As a research project I'm currently writing a document-oriented database from scratch in Python. Like MongoDB, the database supports the creation of indexes on arbitrary document keys. These indexes are currently implemented using two simple dictionaries: The first contains as key the (possibly hashed) value of the indexed field and as value the store keys of all documents associated with that field value, which allows the DB to locate the document on disk. The second dictionary contains the inverse of that, i.e. as a key the store key of a given document and as value the (hashed) value of the indexed field (which makes removing document from the index more efficient). An example:
doc1 = {'foo' : 'bar'} # store-key : doc1
doc2 = {'foo' : 'baz'} # store-key : doc2
doc3 = {'foo' : 'bar'} # store-key : doc3
For the foo
field, the index dictionaries for these documents would look like this:
foo_index = {'bar' : ['doc1','doc3'],'baz' : ['doc2']}
foo_reverse_index = {'doc1' : ['bar'],'doc2' : ['baz'], 'doc3' : ['bar']}
(please not that the reverse index also consists of lists of values [and not single values] to accommodate indexing of list fields, in which case each element of the list field would be contained in the index separately)

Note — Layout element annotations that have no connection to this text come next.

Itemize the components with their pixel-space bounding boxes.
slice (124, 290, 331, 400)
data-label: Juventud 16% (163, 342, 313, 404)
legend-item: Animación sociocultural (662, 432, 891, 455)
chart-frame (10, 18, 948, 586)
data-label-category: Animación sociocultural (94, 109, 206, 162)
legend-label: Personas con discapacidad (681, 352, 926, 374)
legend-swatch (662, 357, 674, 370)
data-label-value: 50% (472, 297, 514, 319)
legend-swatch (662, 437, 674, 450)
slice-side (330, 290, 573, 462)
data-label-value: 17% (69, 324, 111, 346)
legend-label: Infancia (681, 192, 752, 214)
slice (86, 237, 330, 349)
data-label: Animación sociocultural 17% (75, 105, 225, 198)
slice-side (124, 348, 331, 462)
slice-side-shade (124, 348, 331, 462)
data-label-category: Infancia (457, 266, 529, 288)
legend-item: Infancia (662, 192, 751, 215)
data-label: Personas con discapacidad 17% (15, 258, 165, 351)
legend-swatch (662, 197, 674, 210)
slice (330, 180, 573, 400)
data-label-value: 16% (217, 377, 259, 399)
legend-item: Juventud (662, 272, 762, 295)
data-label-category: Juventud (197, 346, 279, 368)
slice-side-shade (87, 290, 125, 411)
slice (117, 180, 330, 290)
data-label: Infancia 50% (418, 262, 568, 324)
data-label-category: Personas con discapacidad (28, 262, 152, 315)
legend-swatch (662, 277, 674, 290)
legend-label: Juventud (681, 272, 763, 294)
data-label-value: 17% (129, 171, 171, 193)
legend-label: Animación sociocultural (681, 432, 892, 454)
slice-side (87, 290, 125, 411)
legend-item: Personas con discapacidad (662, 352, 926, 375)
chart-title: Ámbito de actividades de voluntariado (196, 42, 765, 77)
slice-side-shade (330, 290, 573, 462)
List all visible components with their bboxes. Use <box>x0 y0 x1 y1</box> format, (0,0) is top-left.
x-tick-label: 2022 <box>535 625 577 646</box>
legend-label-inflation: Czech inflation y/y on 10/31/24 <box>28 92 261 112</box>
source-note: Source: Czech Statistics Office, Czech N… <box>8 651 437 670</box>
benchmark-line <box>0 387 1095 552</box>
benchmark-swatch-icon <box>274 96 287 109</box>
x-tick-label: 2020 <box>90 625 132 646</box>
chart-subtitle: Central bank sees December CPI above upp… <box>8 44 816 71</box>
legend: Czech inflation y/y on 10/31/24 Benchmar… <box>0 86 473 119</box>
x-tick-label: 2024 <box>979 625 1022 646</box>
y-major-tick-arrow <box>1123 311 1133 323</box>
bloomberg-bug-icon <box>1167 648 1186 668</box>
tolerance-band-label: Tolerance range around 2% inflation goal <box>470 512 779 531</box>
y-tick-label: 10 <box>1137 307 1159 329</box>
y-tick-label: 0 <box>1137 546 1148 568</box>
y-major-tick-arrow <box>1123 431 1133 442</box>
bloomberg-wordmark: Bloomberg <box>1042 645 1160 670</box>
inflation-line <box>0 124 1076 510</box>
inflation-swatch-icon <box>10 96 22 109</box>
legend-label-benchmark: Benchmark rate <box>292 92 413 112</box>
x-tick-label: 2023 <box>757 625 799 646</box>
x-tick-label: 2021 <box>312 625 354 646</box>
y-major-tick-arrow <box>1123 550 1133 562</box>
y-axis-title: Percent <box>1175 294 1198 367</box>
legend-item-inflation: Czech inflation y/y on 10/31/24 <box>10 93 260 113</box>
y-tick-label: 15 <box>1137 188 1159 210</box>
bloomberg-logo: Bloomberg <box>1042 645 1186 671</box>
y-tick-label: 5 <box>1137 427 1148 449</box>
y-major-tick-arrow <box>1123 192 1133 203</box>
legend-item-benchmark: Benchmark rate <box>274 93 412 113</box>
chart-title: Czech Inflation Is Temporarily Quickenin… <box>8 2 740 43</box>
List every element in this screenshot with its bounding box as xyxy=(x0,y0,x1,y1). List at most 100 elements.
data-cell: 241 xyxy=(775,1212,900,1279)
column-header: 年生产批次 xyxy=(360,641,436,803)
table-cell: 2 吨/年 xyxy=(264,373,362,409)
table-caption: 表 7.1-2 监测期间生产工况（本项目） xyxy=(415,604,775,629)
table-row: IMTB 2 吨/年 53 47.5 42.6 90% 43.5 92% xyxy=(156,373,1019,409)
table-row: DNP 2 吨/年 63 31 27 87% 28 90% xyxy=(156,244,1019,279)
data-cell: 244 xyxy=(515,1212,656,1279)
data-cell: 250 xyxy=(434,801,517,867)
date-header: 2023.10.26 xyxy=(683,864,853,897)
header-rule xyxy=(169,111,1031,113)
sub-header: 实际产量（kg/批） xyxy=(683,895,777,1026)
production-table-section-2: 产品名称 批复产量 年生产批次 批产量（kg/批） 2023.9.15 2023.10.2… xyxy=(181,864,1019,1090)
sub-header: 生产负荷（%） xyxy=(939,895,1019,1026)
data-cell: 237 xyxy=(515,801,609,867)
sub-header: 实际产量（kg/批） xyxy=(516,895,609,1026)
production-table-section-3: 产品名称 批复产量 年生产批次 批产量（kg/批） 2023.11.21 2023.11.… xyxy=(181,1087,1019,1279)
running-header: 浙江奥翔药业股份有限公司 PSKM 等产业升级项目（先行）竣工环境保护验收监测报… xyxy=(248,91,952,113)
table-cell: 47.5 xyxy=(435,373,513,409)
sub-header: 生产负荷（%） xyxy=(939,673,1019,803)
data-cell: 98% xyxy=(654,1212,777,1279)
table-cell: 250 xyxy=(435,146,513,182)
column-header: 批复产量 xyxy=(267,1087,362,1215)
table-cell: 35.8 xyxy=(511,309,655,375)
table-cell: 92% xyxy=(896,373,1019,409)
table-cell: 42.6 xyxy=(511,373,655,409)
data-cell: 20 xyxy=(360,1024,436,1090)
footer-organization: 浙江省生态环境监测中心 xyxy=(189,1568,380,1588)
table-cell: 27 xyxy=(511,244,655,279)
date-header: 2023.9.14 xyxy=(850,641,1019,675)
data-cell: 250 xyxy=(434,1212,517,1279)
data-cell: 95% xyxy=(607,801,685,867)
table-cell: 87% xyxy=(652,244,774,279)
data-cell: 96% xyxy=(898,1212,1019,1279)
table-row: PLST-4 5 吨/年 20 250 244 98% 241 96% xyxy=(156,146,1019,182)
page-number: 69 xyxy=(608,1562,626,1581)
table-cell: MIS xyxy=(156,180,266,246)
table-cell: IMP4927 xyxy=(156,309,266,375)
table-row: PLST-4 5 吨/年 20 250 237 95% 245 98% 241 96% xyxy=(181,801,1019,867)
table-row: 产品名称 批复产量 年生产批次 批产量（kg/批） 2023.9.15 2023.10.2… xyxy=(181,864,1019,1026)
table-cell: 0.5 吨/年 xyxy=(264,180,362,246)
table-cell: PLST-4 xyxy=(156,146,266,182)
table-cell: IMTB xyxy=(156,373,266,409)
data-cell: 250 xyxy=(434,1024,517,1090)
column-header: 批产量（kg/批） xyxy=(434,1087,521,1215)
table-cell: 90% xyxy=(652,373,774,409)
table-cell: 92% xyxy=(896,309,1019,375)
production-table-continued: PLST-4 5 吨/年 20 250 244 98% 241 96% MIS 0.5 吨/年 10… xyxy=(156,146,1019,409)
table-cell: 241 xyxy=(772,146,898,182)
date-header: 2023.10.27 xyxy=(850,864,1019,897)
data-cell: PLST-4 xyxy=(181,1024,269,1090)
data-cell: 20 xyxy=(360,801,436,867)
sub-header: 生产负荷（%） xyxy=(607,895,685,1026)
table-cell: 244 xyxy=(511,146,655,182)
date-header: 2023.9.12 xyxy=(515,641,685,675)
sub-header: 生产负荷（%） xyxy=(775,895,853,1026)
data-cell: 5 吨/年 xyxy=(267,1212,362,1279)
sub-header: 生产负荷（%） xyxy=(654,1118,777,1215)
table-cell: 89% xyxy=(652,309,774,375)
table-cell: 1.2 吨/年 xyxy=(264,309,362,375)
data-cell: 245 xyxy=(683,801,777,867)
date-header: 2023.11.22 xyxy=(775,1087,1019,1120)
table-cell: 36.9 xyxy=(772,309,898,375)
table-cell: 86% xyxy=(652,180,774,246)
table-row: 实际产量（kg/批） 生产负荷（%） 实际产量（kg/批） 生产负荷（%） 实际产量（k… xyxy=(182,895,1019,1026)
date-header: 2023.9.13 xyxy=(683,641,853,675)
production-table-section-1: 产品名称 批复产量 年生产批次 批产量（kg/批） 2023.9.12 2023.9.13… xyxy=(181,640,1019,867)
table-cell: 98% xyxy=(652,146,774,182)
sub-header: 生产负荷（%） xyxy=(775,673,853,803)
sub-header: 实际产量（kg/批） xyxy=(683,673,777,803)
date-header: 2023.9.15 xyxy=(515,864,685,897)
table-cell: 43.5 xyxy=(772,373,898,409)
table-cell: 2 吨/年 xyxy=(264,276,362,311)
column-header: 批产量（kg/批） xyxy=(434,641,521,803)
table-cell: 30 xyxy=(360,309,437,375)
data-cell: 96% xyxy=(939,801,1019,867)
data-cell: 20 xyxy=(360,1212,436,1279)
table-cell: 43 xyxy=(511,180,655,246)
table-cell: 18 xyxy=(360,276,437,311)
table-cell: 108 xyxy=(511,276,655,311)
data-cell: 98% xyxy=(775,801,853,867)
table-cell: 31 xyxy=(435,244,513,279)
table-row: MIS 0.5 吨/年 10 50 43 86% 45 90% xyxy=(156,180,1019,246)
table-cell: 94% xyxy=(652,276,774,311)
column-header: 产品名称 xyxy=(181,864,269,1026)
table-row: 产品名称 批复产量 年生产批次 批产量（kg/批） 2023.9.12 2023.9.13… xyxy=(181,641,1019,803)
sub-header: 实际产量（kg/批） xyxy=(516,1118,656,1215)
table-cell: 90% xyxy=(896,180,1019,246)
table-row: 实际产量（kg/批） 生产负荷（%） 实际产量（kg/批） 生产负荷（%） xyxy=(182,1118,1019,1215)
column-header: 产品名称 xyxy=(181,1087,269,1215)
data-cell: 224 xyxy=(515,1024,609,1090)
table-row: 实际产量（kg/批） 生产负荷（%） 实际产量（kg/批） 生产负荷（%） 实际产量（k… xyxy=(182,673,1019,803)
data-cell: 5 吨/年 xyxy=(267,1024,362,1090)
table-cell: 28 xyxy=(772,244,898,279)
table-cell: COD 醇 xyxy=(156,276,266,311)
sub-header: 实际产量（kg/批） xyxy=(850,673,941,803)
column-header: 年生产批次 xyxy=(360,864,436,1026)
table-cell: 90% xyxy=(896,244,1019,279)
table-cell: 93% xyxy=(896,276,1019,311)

During normal operation, the index resides in memory and is updated in real time after each insert/update/delete operation. To persist it, it gets serialized (e.g. as JSON object) and stored to disk, which works reasonably well for index sizes up to a few 100k entries. However, as the database size grows the index loading times at program startup become problematic, and committing changes in realtime to disk becomes nearly impossible since writing of the index incurs a large overhead.
Hence I'm looking for an implementation of a persistent index which allows for efficient incremental updates, or, expressed differently, does not require rewriting the whole index when persisting it to disk. What would be a suitable strategy for approaching this problem? I thought about using a linked-list to implement an addressable storage space to which objects could be written but I'm not sure if this is the right approach.